「林道の橋」 水彩
7年前の下北半島での写真をもとに描いた。小中学生の頃は、遊びといえば海か山しかなかったから、集落からはかなり遠いが、この林道も数十回は通ったはずだ。今から考えると、子どもの足でよくあの距離を平気で歩いたものだと思う。往復10kmはある。道の記憶はほとんどないが、今も同じ空気を感じることはできる。
小学校低学年の頃まではここには森林鉄道があり、トロッコを繋いだ蒸気機関車が通っていた。数回は弟と運転室に乗せてもらったのも覚えている。それが廃線になり、木材を運ぶ自動車道路になり、山で仕事をする人々の通勤道になり、集落に比較的近いところには、田んぼも畑もできた。「カイコン(開墾)」という、子どもには難しい言葉もよく耳にした(だけでなく、中学生になってからは実際に労働力にもなった)。

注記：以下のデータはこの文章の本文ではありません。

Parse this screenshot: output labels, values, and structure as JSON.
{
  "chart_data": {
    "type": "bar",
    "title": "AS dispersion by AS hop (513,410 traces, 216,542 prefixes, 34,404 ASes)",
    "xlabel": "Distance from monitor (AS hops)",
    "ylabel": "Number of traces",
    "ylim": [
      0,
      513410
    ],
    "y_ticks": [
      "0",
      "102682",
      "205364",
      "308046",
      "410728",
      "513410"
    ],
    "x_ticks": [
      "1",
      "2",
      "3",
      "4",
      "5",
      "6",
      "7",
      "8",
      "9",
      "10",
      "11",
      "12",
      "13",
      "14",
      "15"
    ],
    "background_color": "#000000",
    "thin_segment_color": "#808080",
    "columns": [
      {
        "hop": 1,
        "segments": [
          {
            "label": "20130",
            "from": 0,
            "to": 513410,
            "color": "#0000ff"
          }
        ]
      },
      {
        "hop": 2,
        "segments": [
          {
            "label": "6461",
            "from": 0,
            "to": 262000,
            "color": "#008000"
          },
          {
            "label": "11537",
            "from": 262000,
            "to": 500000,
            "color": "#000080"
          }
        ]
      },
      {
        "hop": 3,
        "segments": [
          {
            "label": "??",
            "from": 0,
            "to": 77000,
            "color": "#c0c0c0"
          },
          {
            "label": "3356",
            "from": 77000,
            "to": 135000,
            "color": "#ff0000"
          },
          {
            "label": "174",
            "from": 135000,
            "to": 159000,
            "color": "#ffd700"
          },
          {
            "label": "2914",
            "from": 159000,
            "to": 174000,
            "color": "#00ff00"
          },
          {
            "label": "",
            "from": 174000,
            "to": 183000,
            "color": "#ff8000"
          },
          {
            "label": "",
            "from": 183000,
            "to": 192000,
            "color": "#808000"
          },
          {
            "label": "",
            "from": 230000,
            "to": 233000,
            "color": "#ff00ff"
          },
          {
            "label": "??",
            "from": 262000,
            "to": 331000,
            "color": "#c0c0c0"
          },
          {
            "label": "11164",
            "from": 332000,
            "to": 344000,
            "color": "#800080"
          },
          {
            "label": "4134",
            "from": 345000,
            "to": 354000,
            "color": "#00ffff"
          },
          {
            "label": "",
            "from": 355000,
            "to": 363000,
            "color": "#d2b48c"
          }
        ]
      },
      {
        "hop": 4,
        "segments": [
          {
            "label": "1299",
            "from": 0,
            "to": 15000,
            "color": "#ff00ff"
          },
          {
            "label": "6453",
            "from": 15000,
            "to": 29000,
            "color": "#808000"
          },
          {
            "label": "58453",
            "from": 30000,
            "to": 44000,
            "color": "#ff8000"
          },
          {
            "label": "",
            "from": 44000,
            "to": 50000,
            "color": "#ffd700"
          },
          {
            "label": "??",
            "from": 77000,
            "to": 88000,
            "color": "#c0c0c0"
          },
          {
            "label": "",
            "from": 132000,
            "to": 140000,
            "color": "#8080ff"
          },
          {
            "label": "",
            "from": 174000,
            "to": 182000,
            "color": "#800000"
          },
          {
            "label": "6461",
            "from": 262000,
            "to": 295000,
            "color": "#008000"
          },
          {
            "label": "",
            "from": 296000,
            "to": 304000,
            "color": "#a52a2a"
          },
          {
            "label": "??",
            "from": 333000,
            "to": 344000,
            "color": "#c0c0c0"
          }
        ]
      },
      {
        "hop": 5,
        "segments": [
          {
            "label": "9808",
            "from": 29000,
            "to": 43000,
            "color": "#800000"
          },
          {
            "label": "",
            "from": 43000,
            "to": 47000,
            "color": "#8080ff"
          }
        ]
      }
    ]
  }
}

子どもだけでのヤマメ・イワナ釣り、アケビや山ぶどう狩などの野遊びのメインストリートだった。
田んぼも畑も原野に戻った。炭焼も茸つくりの人も消えて、いまは営林署関係の車しか通らない道になった。子どもだって、アケビなど探しに山へ行かなくても、もっと美味しいものが季節を問わず家の中にある。林道の多くはもう廃道同然で、文字の読み取れない案内板が雑草に埋もれて斜めに突っ立っていたりする。「クマ出没注意」の看板だけが新しい。
この道はその中でも幹線林道で、太平洋側から峠を越え、陸奥湾側まで続いているらしい。車を降り、橋の下を流れる川の水音を聞きながらしばらく林道を歩いた。「今のうちに描いておかなくちゃ」と思ってから7年も経ってしまった。